Un faux mail de tirage au sort circule sur la Côte d''Azur depuis le printemps 2026, signé d''un faux « Office du Tourisme », promettant une pissaladière et un cocktail. Il fait 5 à 10 fois plus de victimes qu''un phishing générique parce qu''il est local. Les attaquants n''ont pas besoin d''être malins, ils ont besoin que vous, vous, baissiez la garde une seconde. Cet article explique pourquoi ça marche, les 5 signaux à repérer, comment l''attaquant a su que vous étiez à Cannes, et le plan d''action en 5 minutes pour votre PME.
Tu as souri. Et c''est exactement comme ça que ça marche.
Personne ne cliquerait sur un mail qui annonce « vous avez gagné un voyage à Bangkok ». C''est trop loin, trop générique, trop évidemment faux. Mais un cocktail et une pissaladière dans un restaurant les pieds dans le sable à Mandelieu, signé « Office du Tourisme Côte d''Azur », envoyé un mardi de juin, au moment où il fait beau, à un salarié d''une PME locale qui passe peut-être tous les week-ends sur cette même plage ? Ça, ça fait baisser la garde.
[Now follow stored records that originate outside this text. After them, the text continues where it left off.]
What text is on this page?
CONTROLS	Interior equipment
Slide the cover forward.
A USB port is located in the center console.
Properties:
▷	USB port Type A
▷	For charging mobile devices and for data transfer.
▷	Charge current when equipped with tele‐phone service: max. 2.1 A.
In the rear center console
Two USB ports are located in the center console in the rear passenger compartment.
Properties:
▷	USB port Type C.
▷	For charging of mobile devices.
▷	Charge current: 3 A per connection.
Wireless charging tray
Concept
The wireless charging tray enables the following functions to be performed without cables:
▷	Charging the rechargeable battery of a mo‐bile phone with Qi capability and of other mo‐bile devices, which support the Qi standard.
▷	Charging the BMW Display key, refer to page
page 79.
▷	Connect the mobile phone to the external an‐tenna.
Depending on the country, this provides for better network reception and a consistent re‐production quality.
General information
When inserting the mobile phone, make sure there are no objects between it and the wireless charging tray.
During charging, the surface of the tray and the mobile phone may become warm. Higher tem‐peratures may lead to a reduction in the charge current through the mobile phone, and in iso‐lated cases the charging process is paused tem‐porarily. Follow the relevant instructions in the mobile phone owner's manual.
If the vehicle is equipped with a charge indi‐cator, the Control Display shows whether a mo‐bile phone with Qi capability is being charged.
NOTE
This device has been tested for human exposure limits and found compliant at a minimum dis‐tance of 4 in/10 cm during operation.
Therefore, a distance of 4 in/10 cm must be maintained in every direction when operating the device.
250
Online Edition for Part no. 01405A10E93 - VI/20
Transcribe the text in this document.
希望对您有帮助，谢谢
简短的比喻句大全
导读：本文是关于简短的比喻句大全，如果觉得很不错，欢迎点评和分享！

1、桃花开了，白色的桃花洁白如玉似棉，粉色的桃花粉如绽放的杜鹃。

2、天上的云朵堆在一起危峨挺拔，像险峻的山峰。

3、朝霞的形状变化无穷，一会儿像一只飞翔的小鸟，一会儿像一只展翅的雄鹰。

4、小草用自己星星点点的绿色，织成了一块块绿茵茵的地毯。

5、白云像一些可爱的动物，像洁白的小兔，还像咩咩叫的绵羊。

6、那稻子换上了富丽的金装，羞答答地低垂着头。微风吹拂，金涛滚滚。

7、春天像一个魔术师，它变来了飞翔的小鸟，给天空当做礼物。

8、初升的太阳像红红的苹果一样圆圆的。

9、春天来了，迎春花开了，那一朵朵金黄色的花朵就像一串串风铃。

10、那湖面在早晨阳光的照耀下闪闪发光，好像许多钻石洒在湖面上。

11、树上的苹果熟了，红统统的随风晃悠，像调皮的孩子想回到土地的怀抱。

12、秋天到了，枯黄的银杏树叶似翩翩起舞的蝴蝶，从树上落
Le mécanisme est simple : la familiarité court-circuite la vigilance. Ton cerveau reconnaît la pissaladière, reconnaît Mandelieu, reconnaît la photo de la plage. Il classe le mail dans la catégorie « contexte normal de ma vie », plutôt que dans la catégorie « mail suspect d''un étranger ». Et c''est dans cette demi-seconde de classification erronée que tu cliques sur le bouton rouge.
Ce n''est pas une question d''intelligence. Tous les pentesters cliquent occasionnellement sur du phishing bien fait, moi le premier. La question, c''est combien de temps tu mets à reprendre le contrôle après avoir cliqué.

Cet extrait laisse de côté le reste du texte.